Em primeira análise, deve-se ressaltar a ausência de medidas governamentais para combater a falta de conhecimento do uso da internet, Nesse sentido, é evidente que o direito de inclusão digital está sendo violado, em um mundo tão globalizado, pessoas acabam sendo isoladas do resto da população com mais conhecimento no acesso à internet, aumentando a segregação social nos meios digitais. Essa conjuntura, segundo as ideias do filósofo John Locke, configura-se como uma violação do “contrato social”, já que o estado não cumpre sua função de garantir que os cidades desfrutem de seu direito a inclusão digital.
Além disso, é fundamental pontuar o alto custo da internet para as camadas mais pobres como um impulsionador do analfabetismo digital no no Brasil. Segundo o IBGE, 170 milhões de brasileiros não sabem utilizar a internet corretamente. Diante de tal exposto é perceptível que a população brasileira não tem a devida edução necessária para saber fazer o uso dos meios digitais e, também não tem as condições financeiras cabíveis para garantir o acesso à internet. Logo, é inadmissível que esse cenário continue a perdurar.

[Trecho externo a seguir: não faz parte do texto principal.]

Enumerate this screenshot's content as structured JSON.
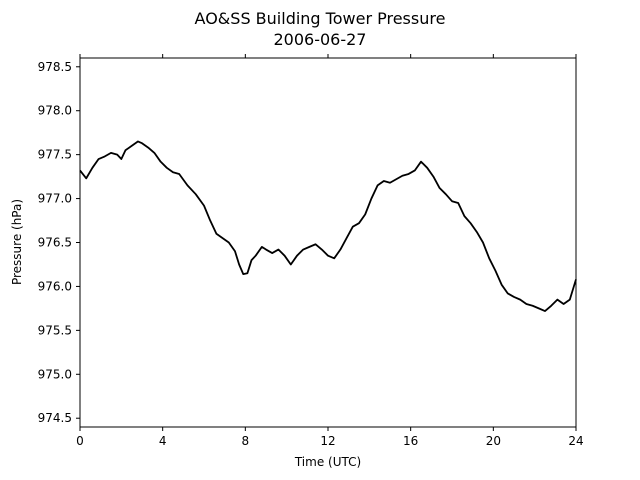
{
  "chart_data": {
    "type": "line",
    "title": "AO&SS Building Tower Pressure",
    "subtitle": "2006-06-27",
    "xlabel": "Time (UTC)",
    "ylabel": "Pressure (hPa)",
    "xlim": [
      0,
      24
    ],
    "ylim": [
      974.4,
      978.6
    ],
    "xticks": [
      0,
      4,
      8,
      12,
      16,
      20,
      24
    ],
    "yticks": [
      974.5,
      975.0,
      975.5,
      976.0,
      976.5,
      977.0,
      977.5,
      978.0,
      978.5
    ],
    "grid": false,
    "line_color": "#000000",
    "series": [
      {
        "x": [
          0,
          0.3,
          0.6,
          0.9,
          1.2,
          1.5,
          1.8,
          2.0,
          2.2,
          2.5,
          2.8,
          3.0,
          3.3,
          3.6,
          3.9,
          4.2,
          4.5,
          4.8,
          5.2,
          5.6,
          6.0,
          6.3,
          6.6,
          6.9,
          7.2,
          7.5,
          7.7,
          7.9,
          8.1,
          8.3,
          8.5,
          8.8,
          9.0,
          9.3,
          9.6,
          9.9,
          10.2,
          10.5,
          10.8,
          11.1,
          11.4,
          11.7,
          12.0,
          12.3,
          12.6,
          12.9,
          13.2,
          13.5,
          13.8,
          14.1,
          14.4,
          14.7,
          15.0,
          15.3,
          15.6,
          15.9,
          16.2,
          16.5,
          16.8,
          17.1,
          17.4,
          17.7,
          18.0,
          18.3,
          18.6,
          18.9,
          19.2,
          19.5,
          19.8,
          20.1,
          20.4,
          20.7,
          21.0,
          21.3,
          21.6,
          21.9,
          22.2,
          22.5,
          22.8,
          23.1,
          23.4,
          23.7,
          24.0
        ],
        "values": [
          977.32,
          977.23,
          977.35,
          977.45,
          977.48,
          977.52,
          977.5,
          977.45,
          977.55,
          977.6,
          977.65,
          977.63,
          977.58,
          977.52,
          977.42,
          977.35,
          977.3,
          977.28,
          977.15,
          977.05,
          976.92,
          976.75,
          976.6,
          976.55,
          976.5,
          976.4,
          976.25,
          976.14,
          976.15,
          976.3,
          976.35,
          976.45,
          976.42,
          976.38,
          976.42,
          976.35,
          976.25,
          976.35,
          976.42,
          976.45,
          976.48,
          976.42,
          976.35,
          976.32,
          976.42,
          976.55,
          976.68,
          976.72,
          976.82,
          977.0,
          977.15,
          977.2,
          977.18,
          977.22,
          977.26,
          977.28,
          977.32,
          977.42,
          977.35,
          977.25,
          977.12,
          977.05,
          976.97,
          976.95,
          976.8,
          976.72,
          976.62,
          976.5,
          976.32,
          976.18,
          976.02,
          975.92,
          975.88,
          975.85,
          975.8,
          975.78,
          975.75,
          975.72,
          975.78,
          975.85,
          975.8,
          975.85,
          976.08
        ]
      }
    ]
  }
}
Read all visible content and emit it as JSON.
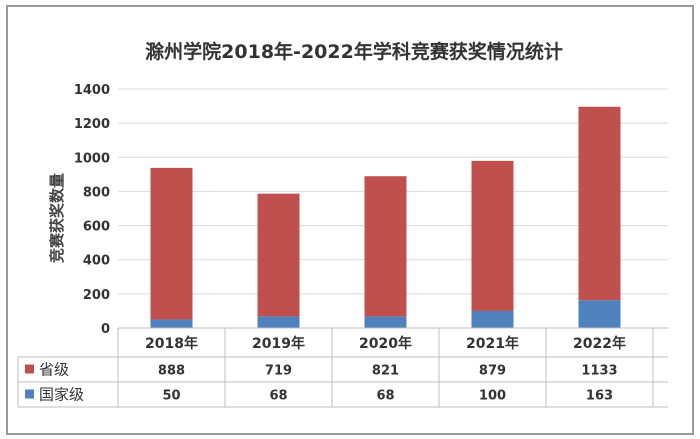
{
  "chart_data": {
    "type": "bar",
    "stacked": true,
    "title": "滁州学院2018年-2022年学科竞赛获奖情况统计",
    "ylabel": "竞赛获奖数量",
    "xlabel": "",
    "ylim": [
      0,
      1400
    ],
    "yticks": [
      "0",
      "200",
      "400",
      "600",
      "800",
      "1000",
      "1200",
      "1400"
    ],
    "categories": [
      "2018年",
      "2019年",
      "2020年",
      "2021年",
      "2022年"
    ],
    "series": [
      {
        "name": "国家级",
        "color": "#4f81bd",
        "values": [
          50,
          68,
          68,
          100,
          163
        ]
      },
      {
        "name": "省级",
        "color": "#c0504d",
        "values": [
          888,
          719,
          821,
          879,
          1133
        ]
      }
    ],
    "table": {
      "rows": [
        {
          "name": "省级",
          "color": "#c0504d",
          "cells": [
            "888",
            "719",
            "821",
            "879",
            "1133"
          ]
        },
        {
          "name": "国家级",
          "color": "#4f81bd",
          "cells": [
            "50",
            "68",
            "68",
            "100",
            "163"
          ]
        }
      ]
    },
    "grid": true,
    "legend": "data-table"
  }
}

Portante, há necessidade de se combater os obstáculos. Para isso, é imprescindível que o Ministério da infraestrutura, por meio de parceria pública-privada, construa antenas e instale pontos de wifi em regiões carentes por todo o Brasil, oferecendo também instruções através de cartilhas de como manusear a rede, fazendo com que haja um maior número de pessoas inseridos na sociedade virtual. Assim, se consolidará uma sociedade mais online e democrática, onde o estado desempenha corretamente seu “contrato social”, tal como afirmar John lock Locke.